Handlung
Ben Sanderson (Nicolas Cage) ist Alkoholiker. Er weiß nicht mehr ob er angefangen hat zu trinken nachdem oder bevor ihn seine Frau verlassen hat. Er ist sich aber bewusst, dass ihn die Trinksucht seinen Job als Drehbuchautor gekostet hat. Aber das ist Ben egal. Es gibt nichts mehr, was ihn noch mit seinem Leben vor dem Alkohol verbindet. Also beschließt Sanderson nach Las Vegas zu fahren um sich zu Tode zu trinken.

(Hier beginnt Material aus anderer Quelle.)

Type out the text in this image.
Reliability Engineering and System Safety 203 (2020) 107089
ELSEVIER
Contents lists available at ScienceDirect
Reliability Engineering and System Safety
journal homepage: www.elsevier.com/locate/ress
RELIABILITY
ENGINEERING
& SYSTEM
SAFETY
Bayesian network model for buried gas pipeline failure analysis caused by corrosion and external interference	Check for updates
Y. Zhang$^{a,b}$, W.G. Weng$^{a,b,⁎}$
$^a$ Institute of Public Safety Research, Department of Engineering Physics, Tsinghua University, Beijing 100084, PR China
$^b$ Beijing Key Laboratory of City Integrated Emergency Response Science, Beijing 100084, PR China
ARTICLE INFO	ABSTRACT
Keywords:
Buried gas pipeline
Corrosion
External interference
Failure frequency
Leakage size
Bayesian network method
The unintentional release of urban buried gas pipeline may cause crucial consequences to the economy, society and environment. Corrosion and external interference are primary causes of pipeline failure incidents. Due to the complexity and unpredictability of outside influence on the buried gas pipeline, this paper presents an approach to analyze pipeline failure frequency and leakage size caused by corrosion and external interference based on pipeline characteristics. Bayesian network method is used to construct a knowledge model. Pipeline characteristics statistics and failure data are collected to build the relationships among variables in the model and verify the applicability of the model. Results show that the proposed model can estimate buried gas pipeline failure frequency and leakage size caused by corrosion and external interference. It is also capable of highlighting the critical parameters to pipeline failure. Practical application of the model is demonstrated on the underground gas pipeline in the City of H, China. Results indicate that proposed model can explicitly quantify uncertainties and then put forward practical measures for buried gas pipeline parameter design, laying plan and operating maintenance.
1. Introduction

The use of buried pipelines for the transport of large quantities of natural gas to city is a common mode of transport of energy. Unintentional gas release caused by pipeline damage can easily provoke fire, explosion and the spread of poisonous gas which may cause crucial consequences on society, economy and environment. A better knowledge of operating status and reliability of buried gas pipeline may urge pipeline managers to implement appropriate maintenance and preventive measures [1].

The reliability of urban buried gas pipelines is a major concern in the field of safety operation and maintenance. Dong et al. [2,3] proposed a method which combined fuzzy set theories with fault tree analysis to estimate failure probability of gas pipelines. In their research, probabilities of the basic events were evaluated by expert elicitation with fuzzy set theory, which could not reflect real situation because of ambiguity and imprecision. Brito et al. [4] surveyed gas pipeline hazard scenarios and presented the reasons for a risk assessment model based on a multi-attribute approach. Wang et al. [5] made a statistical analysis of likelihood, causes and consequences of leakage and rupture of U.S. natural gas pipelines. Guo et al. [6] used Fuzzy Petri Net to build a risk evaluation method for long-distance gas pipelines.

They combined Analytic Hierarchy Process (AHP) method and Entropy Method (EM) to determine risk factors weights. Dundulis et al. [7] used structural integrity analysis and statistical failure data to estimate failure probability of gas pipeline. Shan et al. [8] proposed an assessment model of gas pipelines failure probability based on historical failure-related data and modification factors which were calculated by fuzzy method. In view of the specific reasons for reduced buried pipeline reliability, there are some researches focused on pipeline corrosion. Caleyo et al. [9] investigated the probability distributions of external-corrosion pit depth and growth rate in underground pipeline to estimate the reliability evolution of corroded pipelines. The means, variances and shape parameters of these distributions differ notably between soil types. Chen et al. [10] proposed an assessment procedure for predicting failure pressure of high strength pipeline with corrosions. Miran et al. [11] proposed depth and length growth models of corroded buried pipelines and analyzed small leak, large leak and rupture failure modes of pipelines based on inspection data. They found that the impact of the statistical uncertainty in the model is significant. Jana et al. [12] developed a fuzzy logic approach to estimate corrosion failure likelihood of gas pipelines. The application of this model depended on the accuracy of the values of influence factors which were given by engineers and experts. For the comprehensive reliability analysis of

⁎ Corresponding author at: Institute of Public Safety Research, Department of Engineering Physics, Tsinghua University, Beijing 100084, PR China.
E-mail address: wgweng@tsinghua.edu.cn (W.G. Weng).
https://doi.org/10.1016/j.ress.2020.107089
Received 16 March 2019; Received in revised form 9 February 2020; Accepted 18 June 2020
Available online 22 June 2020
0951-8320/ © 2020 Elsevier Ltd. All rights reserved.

In Las Vegas lernt Ben die Prostituierte Sera (Elisabeth Shue) kennen. Trotz ihrer verschiedenen Lebensweisen verstehen sie sich auf Anhieb. Die einsame Sera genießt die aufrichtige Symphatie, die Ben ihr entgegenbringt, und sie akzeptiert seine Entscheidung sich zu Tode zu trinken. Die Romanze wird jedoch mit dem zusehenden Verfall von Ben immer komplizierter...

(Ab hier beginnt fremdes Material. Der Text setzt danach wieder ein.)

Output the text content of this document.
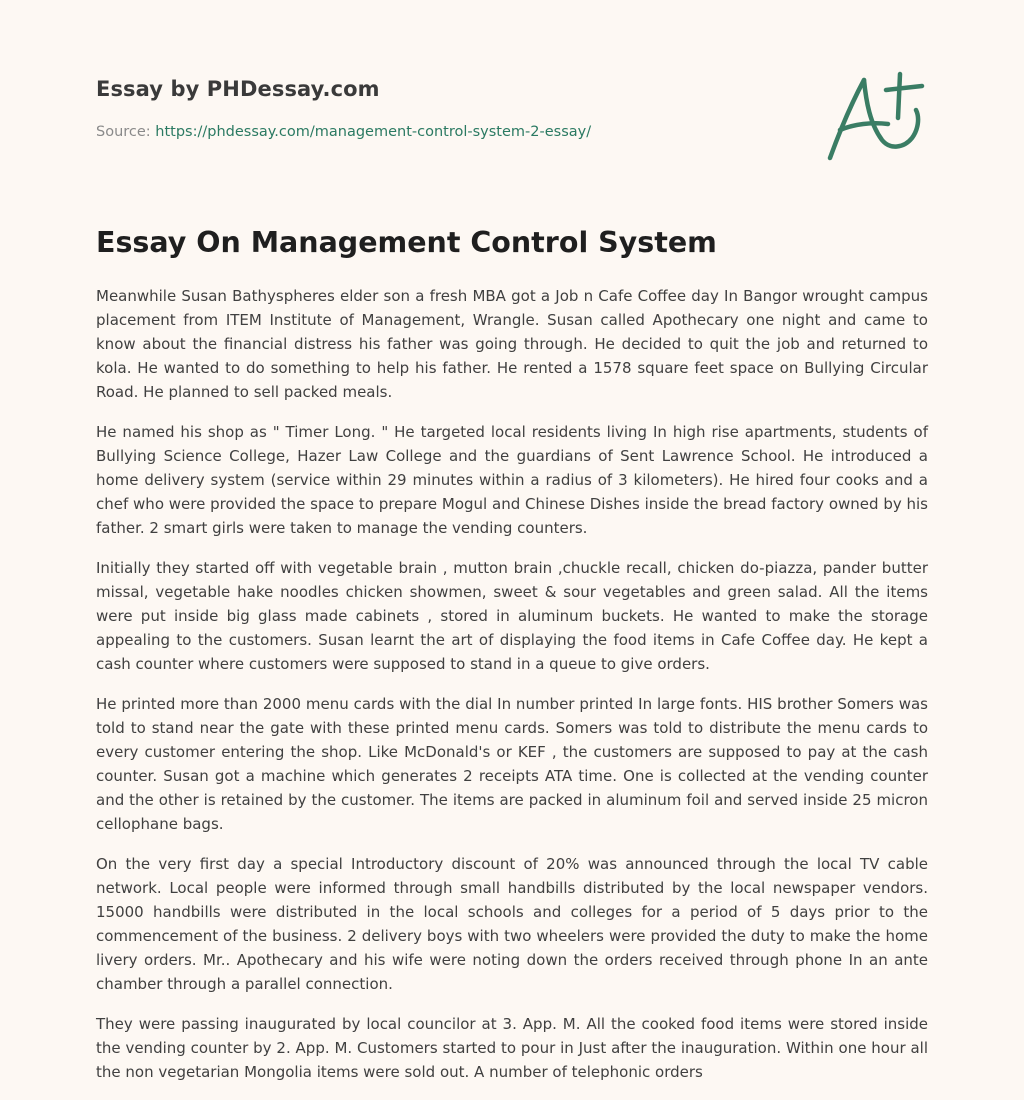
Essay by PHDessay.com
Source: https://phdessay.com/management-control-system-2-essay/
Essay On Management Control System

Meanwhile Susan Bathyspheres elder son a fresh MBA got a Job n Cafe Coffee day In Bangor wrought campus placement from ITEM Institute of Management, Wrangle. Susan called Apothecary one night and came to know about the financial distress his father was going through. He decided to quit the job and returned to kola. He wanted to do something to help his father. He rented a 1578 square feet space on Bullying Circular Road. He planned to sell packed meals.

He named his shop as " Timer Long. " He targeted local residents living In high rise apartments, students of Bullying Science College, Hazer Law College and the guardians of Sent Lawrence School. He introduced a home delivery system (service within 29 minutes within a radius of 3 kilometers). He hired four cooks and a chef who were provided the space to prepare Mogul and Chinese Dishes inside the bread factory owned by his father. 2 smart girls were taken to manage the vending counters.

Initially they started off with vegetable brain , mutton brain ,chuckle recall, chicken do-piazza, pander butter missal, vegetable hake noodles chicken showmen, sweet & sour vegetables and green salad. All the items were put inside big glass made cabinets , stored in aluminum buckets. He wanted to make the storage appealing to the customers. Susan learnt the art of displaying the food items in Cafe Coffee day. He kept a cash counter where customers were supposed to stand in a queue to give orders.

He printed more than 2000 menu cards with the dial In number printed In large fonts. HIS brother Somers was told to stand near the gate with these printed menu cards. Somers was told to distribute the menu cards to every customer entering the shop. Like McDonald's or KEF , the customers are supposed to pay at the cash counter. Susan got a machine which generates 2 receipts ATA time. One is collected at the vending counter and the other is retained by the customer. The items are packed in aluminum foil and served inside 25 micron cellophane bags.

On the very first day a special Introductory discount of 20% was announced through the local TV cable network. Local people were informed through small handbills distributed by the local newspaper vendors. 15000 handbills were distributed in the local schools and colleges for a period of 5 days prior to the commencement of the business. 2 delivery boys with two wheelers were provided the duty to make the home livery orders. Mr.. Apothecary and his wife were noting down the orders received through phone In an ante chamber through a parallel connection.

They were passing inaugurated by local councilor at 3. App. M. All the cooked food items were stored inside the vending counter by 2. App. M. Customers started to pour in Just after the inauguration. Within one hour all the non vegetarian Mongolia items were sold out. A number of telephonic orders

Filmkritik | Leaving Las Vegas
Nicolas Cage spielt seine Rolle als Alkoholiker erstaunlich glaubwürdig. Trotz seiner Krankheit, die bei Ben keineswegs in Aggression ausartet, und wegen seiner charismatischen Art, hat Cage die Symphatie der Zuschauer ständig auf seiner Seite. Ben mag den Antihelden verkörpern, kommt aber so nicht rüber. Die überzeugende schauspielerische Leistung von Nicolas Cage wurde mit einem Oscar und einem Golden Globe belohnt (jeweils Bester Hauptdarsteller). Symphatisch ist auch, der Film erzählt seine Geschichte, ohne ständig den moralischen Zeigefinger zu erheben. Man kann das Verhalten der Personen natürlich mit der Realität vergleichen oder einfach nur die dargebotene Liebesgeschichte mit dramatischem Ausgang genießen.